The producers overnight copies of each new script to Robinson and Liddle, who check them for accuracy and fax their comments back to Los Angeles. Such is the cache of Hollywood that Robinson says that despite her 42 years of legal experience, she is now known in the New York courts as ”Bill Finkelstein`s mom.”
”I had very mixed emotions about the show when Bill first told me about it,” said Robinson. ”I said that No. 1, I didn`t want to be a prototype. But I am happy to report that the whole experience has been very positive.”
Finkelstein`s father, Samuel, was more concerned that his son create a series that would serve him as well as ”L.A. Law.” ”To blaze new trails was something fraught with imponderables,” said Samuel Finkelstein. ”But when he told me about `Civil Wars,` I thought it was a natural for him. He wouldn`t have to plow through unfamiliar territory.”
”I never felt as if I wanted the protagonists in the show (played by Mariel Hemingway and Peter Onorati) to be like my parents,” said Finkelstein. ”But in sitting down to write the thing, I got comfortable very fast. What we`re doing is extracting from real life.”
Or perhaps portraying a life that might have been. ”Whether he admits it or not,” said Onorati, taking a quick break from an intense courtroom scene, ”it is my opinion that I am Bill`s alter ego on screen: what he would`ve been had he stayed with the law. It`s really funny-to the point where there are things that I want to wear in wardrobe that he won`t let me wear because he probably wouldn`t have worn them.”
”It brings such credibility to what we`re doing,” said co-star Hemingway, waiting for her makeup artist to arrive at an outdoor trailer. ”By virtue of Bill`s having that kind of expertise behind him and around him, inevitably we`re going to be doing better work. The clarity and the truth just comes through. I never question our stories as they come in because of that.” Finkelstein left real-life courtroom drama behind in 1987 after a play he had written-not surprisingly, about a divorce settlement-came to the attention of Hollywood heavyweight producer Steven Bochco. Finkelstein had been writing seriously-short stories, poetry, plays and even a novel-since the age of 18.

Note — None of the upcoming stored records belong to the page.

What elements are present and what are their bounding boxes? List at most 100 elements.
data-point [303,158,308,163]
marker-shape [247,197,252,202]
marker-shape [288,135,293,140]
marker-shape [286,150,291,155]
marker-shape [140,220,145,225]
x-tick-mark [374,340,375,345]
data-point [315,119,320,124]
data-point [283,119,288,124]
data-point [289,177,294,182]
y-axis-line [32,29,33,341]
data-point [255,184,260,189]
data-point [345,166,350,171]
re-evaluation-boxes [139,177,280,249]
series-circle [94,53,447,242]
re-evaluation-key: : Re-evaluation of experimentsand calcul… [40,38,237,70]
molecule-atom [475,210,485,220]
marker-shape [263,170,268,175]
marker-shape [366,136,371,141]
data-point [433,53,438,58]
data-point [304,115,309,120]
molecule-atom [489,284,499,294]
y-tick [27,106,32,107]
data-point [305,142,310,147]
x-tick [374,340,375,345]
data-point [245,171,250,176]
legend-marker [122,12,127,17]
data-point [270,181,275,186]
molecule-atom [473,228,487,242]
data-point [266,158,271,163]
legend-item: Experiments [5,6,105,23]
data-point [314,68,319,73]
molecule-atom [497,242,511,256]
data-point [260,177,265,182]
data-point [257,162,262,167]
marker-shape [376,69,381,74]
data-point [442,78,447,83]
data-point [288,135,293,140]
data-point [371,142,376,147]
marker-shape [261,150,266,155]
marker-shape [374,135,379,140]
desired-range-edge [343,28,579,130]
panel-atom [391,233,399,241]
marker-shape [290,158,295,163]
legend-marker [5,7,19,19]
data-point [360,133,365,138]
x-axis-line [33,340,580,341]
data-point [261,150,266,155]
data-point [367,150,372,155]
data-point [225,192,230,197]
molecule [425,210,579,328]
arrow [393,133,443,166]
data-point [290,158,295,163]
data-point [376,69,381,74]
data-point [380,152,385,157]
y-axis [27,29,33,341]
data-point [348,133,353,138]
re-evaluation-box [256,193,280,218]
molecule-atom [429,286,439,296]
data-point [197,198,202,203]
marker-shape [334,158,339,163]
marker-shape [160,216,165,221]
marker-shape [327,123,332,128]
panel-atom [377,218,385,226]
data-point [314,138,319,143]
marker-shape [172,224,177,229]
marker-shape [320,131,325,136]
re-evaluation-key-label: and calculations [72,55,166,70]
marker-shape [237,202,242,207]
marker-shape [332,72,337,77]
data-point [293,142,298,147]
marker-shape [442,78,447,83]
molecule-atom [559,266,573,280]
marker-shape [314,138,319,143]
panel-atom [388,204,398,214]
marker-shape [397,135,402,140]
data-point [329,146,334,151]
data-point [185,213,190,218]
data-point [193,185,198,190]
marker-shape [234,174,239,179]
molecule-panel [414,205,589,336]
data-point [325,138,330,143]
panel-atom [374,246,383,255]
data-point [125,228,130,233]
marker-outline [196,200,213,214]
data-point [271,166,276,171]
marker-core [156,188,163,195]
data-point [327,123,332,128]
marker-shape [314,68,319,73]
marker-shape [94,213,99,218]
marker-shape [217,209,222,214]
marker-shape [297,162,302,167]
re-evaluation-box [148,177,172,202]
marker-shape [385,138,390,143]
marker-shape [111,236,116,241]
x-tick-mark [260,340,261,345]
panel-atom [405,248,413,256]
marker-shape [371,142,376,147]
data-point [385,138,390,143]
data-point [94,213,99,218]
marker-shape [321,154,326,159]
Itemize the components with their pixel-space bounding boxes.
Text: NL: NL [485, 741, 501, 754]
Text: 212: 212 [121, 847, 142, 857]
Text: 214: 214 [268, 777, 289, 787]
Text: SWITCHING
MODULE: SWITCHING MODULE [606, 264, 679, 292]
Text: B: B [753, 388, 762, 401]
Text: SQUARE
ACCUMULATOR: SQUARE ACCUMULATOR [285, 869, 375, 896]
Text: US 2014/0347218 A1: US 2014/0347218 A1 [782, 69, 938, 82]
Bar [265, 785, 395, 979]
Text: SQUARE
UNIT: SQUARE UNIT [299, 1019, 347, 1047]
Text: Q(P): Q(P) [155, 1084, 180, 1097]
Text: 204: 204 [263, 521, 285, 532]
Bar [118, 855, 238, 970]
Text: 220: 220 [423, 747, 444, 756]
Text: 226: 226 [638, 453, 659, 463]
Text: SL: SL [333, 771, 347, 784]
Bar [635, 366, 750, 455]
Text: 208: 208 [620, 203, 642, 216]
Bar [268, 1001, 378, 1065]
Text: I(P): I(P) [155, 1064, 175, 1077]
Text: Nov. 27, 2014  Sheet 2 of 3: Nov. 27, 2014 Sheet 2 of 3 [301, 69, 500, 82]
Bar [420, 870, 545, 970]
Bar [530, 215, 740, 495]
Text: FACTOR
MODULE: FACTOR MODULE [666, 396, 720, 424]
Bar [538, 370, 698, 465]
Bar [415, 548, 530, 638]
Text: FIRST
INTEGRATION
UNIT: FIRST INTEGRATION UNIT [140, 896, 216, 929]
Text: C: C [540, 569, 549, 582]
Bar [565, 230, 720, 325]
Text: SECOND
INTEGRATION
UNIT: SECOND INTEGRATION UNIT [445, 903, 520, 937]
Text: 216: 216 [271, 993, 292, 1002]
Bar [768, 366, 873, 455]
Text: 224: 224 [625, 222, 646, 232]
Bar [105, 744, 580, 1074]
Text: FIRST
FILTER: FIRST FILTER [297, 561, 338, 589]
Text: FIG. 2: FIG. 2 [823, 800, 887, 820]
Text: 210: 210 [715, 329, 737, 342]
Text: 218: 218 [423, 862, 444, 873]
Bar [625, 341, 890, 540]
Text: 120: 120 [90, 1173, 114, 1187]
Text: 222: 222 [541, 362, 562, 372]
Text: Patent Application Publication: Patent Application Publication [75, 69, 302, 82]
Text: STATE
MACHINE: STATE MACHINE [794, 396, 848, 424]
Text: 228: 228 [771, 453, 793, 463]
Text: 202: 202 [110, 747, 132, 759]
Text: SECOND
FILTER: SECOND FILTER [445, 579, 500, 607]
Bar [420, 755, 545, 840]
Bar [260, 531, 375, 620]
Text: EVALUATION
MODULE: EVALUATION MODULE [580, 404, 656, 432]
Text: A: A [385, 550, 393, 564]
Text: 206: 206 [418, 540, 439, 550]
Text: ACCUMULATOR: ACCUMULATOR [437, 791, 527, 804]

Onorati isn`t at all surprised that Finkelstein left the world of torts and civil procedures behind. ”If he was a lawyer, he was a sick lawyer,”
said Onorati, laughing. ”I know because of the great stuff that he`s written for me.”

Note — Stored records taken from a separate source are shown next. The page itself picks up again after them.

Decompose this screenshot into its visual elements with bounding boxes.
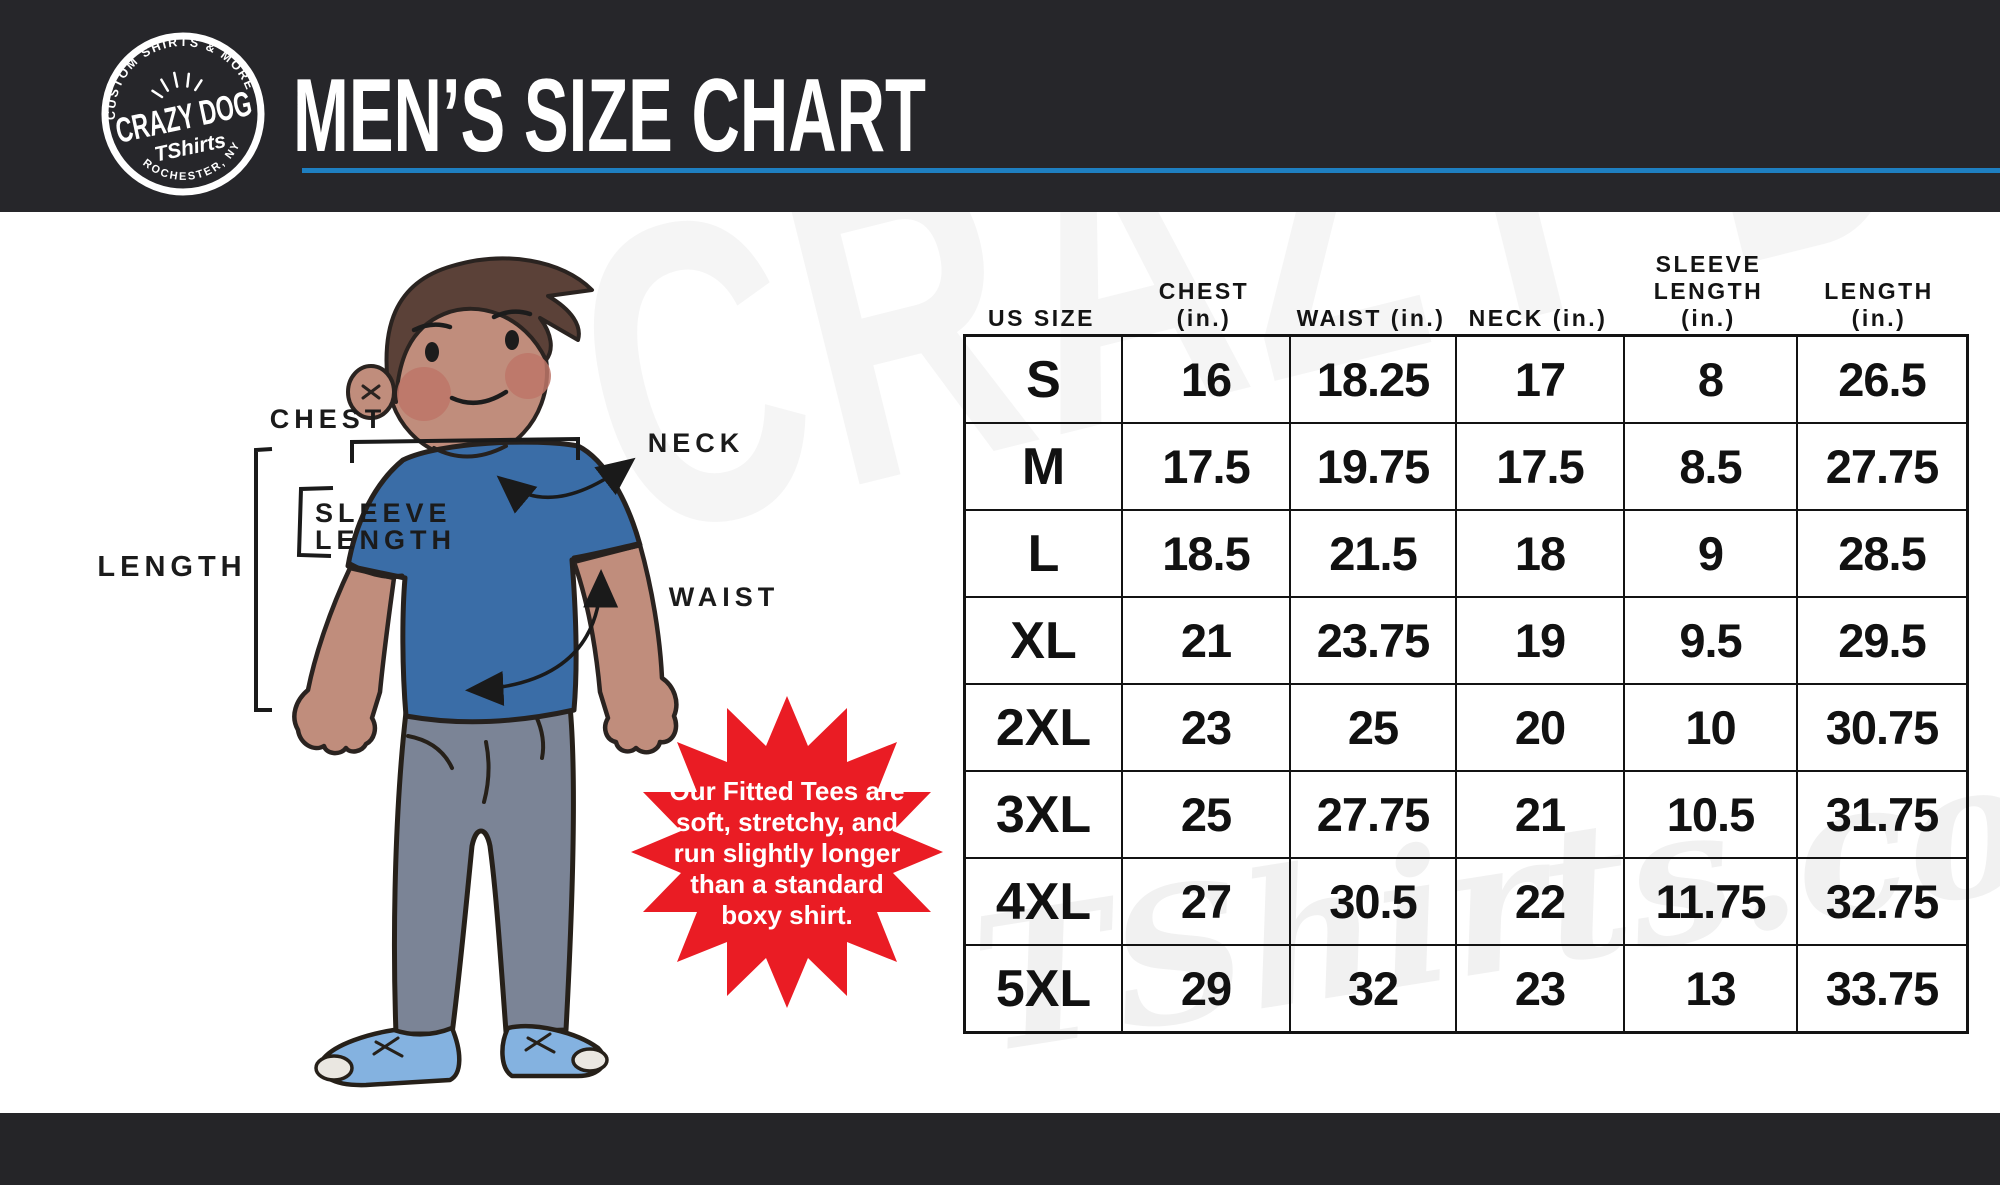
table-cell: 32 — [1291, 946, 1457, 1031]
length-bracket — [254, 447, 273, 712]
table-row-3xl: 3XL 25 27.75 21 10.5 31.75 — [966, 772, 1966, 859]
table-cell: 33.75 — [1825, 962, 1940, 1015]
footer-bar — [0, 1113, 2000, 1185]
chest-label: CHEST — [270, 404, 387, 434]
column-header-length: LENGTH (in.) — [1824, 278, 1934, 331]
table-row-m: M 17.5 19.75 17.5 8.5 27.75 — [966, 424, 1966, 511]
table-cell: 10.5 — [1625, 772, 1798, 857]
fitted-tees-callout: Our Fitted Tees are soft, stretchy, and … — [631, 696, 943, 1008]
size-table-grid: S 16 18.25 17 8 26.5 M 17.5 19.75 17.5 8… — [963, 334, 1969, 1034]
pants — [391, 703, 576, 1037]
table-cell: L — [966, 511, 1123, 596]
column-header-waist: WAIST (in.) — [1296, 305, 1446, 331]
table-cell: 9 — [1625, 511, 1798, 596]
table-row-xl: XL 21 23.75 19 9.5 29.5 — [966, 598, 1966, 685]
callout-line: run slightly longer — [674, 838, 901, 868]
table-cell: 22 — [1457, 859, 1625, 944]
logo-ring — [101, 32, 265, 196]
cartoon-man — [292, 256, 679, 1088]
table-cell: 17.5 — [1123, 424, 1291, 509]
table-cell: 18.5 — [1123, 511, 1291, 596]
table-cell: 17 — [1457, 337, 1625, 422]
waist-arrow — [465, 569, 619, 706]
table-cell: 19.75 — [1291, 424, 1457, 509]
table-row-4xl: 4XL 27 30.5 22 11.75 32.75 — [966, 859, 1966, 946]
table-cell: 30.75 — [1825, 701, 1940, 754]
waist-label: WAIST — [669, 582, 780, 612]
table-row-s: S 16 18.25 17 8 26.5 — [966, 337, 1966, 424]
table-cell: 27 — [1123, 859, 1291, 944]
table-row-l: L 18.5 21.5 18 9 28.5 — [966, 511, 1966, 598]
table-cell: 5XL — [966, 946, 1123, 1031]
column-header-sleeve-length: SLEEVE LENGTH (in.) — [1653, 251, 1764, 331]
table-cell: 26.5 — [1838, 353, 1926, 406]
callout-line: soft, stretchy, and — [676, 807, 898, 837]
table-cell: 13 — [1625, 946, 1798, 1031]
table-cell: 27.75 — [1825, 440, 1940, 493]
table-cell: 11.75 — [1625, 859, 1798, 944]
table-cell: 27.75 — [1291, 772, 1457, 857]
table-row-2xl: 2XL 23 25 20 10 30.75 — [966, 685, 1966, 772]
sleeve-length-label-line1: SLEEVE — [315, 498, 452, 528]
table-cell: 31.75 — [1825, 788, 1940, 841]
table-cell: 9.5 — [1625, 598, 1798, 683]
table-cell: 18 — [1457, 511, 1625, 596]
table-cell: M — [966, 424, 1123, 509]
table-cell: 23 — [1457, 946, 1625, 1031]
table-cell: 19 — [1457, 598, 1625, 683]
sleeve-length-label-line2: LENGTH — [315, 525, 456, 555]
table-cell: 32.75 — [1825, 875, 1940, 928]
table-cell: 20 — [1457, 685, 1625, 770]
callout-line: Our Fitted Tees are — [669, 776, 904, 806]
starburst-icon — [631, 696, 943, 1008]
hair — [384, 256, 594, 404]
table-cell: 18.25 — [1291, 337, 1457, 422]
table-cell: 28.5 — [1838, 527, 1926, 580]
crazy-dog-logo: CUSTOM SHIRTS & MORE CRAZY DOG TShirts R… — [90, 20, 265, 196]
column-header-us-size: US SIZE — [988, 305, 1095, 331]
measurement-diagram: CHEST NECK SLEEVE LENGTH LENGTH WAIST Ou… — [97, 256, 943, 1088]
callout-line: than a standard — [690, 869, 884, 899]
size-table-header: US SIZE CHEST (in.) WAIST (in.) NECK (in… — [963, 248, 1969, 332]
chest-bracket — [350, 436, 580, 463]
length-label: LENGTH — [97, 551, 246, 583]
table-cell: 8 — [1625, 337, 1798, 422]
table-cell: S — [966, 337, 1123, 422]
column-header-chest: CHEST (in.) — [1158, 278, 1250, 331]
page-title: MEN’S SIZE CHART — [293, 58, 926, 174]
table-cell: 21 — [1123, 598, 1291, 683]
table-cell: 29.5 — [1838, 614, 1926, 667]
table-cell: 30.5 — [1291, 859, 1457, 944]
table-cell: 4XL — [966, 859, 1123, 944]
table-cell: 25 — [1123, 772, 1291, 857]
size-table: US SIZE CHEST (in.) WAIST (in.) NECK (in… — [963, 248, 1969, 1034]
table-cell: 16 — [1123, 337, 1291, 422]
table-cell: 21 — [1457, 772, 1625, 857]
header-bar: CUSTOM SHIRTS & MORE CRAZY DOG TShirts R… — [0, 0, 2000, 212]
right-arm — [571, 542, 679, 755]
left-shoe — [319, 1025, 462, 1088]
callout-line: boxy shirt. — [721, 900, 852, 930]
table-cell: 10 — [1625, 685, 1798, 770]
table-cell: 21.5 — [1291, 511, 1457, 596]
table-row-5xl: 5XL 29 32 23 13 33.75 — [966, 946, 1966, 1031]
page-title-text: MEN’S SIZE CHART — [293, 58, 926, 174]
table-cell: 23.75 — [1291, 598, 1457, 683]
sleeve-bracket — [296, 486, 334, 558]
logo-sparkle-icon — [151, 71, 203, 99]
table-cell: 17.5 — [1457, 424, 1625, 509]
neck-label: NECK — [648, 428, 745, 458]
table-cell: 8.5 — [1625, 424, 1798, 509]
table-cell: 3XL — [966, 772, 1123, 857]
left-arm — [292, 565, 397, 756]
table-cell: 29 — [1123, 946, 1291, 1031]
title-underline — [302, 168, 2000, 173]
table-cell: XL — [966, 598, 1123, 683]
table-cell: 25 — [1291, 685, 1457, 770]
table-cell: 23 — [1123, 685, 1291, 770]
neck-arrow — [496, 457, 636, 514]
column-header-neck: NECK (in.) — [1468, 305, 1608, 331]
table-cell: 2XL — [966, 685, 1123, 770]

Robinson said she knew early on that her son`s days at the family-owned law firm were numbered. ”Friends would tell me: This is not his calling. Billy really wants to write.”
Finkelstein senior-who had edited a book during World War II-said he worried about his son`s ability to make a living in a creative field. ”I was ambivalent about it-and sorry to see him go because I love him. But once he made the decision and Hollywood beckoned, I knew he could make it far more remunerative that I ever could.”
And more public. New York lawyers are apparently not at all shy about expressing their opinions on ”Civil Wars.” The courtroom hallways are rife with morning-after comments. But Finkelstein knows his parents can handle it- and then some. ”If they catch wind of somebody saying some less than complementary remarks about the show, they hunt them down,” he said, laughing. ”They don`t believe in each to his own.”
Finkelstein reverts to New York street slang: ”They want to know who don`t like the show and they want names.”
”I think it`s extraordinary to have a situation where you are actively involved with your family,” said Hemingway, sounding genuinely envious.
”Usually, you fly the coop and nobody`s involved in anything anybody else is doing. It`s really kind of wonderful that (Finkelstein) can bridge the entertainment field with reality.”
But isn`t the notoriety something of a two-edged sword? ”Oh, yes,” said Samuel Finkelstein. ”I remember one day I appeared late at a trial and the judge said-in front of everybody-`Finkelstein, on ”L.A. Law” do they come in at any time at all?` It was so embarrassing.”